An internal SSD and expandable storage

Although storage was never really much of a problem with older consoles, both the PS5 and Xbox Series X|S have faced criticism for having a small amount of internal storage. That's despite the fact that they come with 825 GB and 1 TB of SSD capacity respectively. Storage issues are largely a result of the huge size of recent titles, with games such as "Call of Duty: Modern Warfare II" reaching sizes in excess of 100 GB. Without the need for complicated math, it is easy to see that with games taking up so much space then players might only be able to install a few games before they run out of room.

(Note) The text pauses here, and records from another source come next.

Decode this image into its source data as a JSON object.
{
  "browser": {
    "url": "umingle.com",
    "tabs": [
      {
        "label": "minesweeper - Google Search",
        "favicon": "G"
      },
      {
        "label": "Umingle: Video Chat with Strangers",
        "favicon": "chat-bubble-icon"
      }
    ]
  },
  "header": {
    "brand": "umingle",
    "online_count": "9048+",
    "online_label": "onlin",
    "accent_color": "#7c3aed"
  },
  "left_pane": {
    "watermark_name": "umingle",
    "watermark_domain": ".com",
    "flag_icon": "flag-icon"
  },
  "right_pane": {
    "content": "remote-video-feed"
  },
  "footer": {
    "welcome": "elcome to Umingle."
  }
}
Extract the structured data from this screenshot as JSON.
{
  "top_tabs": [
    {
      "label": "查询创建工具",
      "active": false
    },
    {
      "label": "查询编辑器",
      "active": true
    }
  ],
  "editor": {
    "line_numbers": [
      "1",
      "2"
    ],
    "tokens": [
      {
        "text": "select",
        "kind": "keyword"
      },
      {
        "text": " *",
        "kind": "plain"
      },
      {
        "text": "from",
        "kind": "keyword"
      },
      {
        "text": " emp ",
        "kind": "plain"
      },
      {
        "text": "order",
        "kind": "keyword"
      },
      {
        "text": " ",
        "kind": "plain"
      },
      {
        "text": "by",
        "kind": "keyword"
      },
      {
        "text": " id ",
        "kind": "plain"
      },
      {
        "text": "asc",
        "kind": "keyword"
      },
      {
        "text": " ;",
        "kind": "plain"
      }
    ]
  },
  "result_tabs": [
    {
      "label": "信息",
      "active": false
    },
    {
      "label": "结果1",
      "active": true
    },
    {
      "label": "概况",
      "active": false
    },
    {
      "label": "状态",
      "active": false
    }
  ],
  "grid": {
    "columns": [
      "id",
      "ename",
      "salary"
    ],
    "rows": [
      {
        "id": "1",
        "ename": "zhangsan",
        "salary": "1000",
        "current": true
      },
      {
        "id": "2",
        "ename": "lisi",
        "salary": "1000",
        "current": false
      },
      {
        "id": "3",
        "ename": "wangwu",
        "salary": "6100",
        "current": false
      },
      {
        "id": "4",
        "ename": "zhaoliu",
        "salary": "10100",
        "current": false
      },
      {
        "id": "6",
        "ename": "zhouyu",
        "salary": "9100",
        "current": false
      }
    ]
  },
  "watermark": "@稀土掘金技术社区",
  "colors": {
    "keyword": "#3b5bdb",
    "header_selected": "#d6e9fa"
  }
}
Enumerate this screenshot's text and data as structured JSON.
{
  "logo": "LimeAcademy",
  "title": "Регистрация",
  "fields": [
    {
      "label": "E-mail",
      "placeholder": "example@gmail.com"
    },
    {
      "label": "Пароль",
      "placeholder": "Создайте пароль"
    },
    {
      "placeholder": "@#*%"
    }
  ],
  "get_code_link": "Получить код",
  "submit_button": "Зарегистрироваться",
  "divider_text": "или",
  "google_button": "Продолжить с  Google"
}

A handheld PlayStation would likely face similar issues so including a sizable SSD would be an important factor if the system is going to be used to download games rather than simply for streaming. An SSD will also give it the advantage of running more quietly and having faster loading times. It will also be vital for any future handheld system to have some sort of process in place for expanding the storage without having to resort to connecting an external SSD, perhaps using something similar to the expansion cards used in the Xbox Series X|S.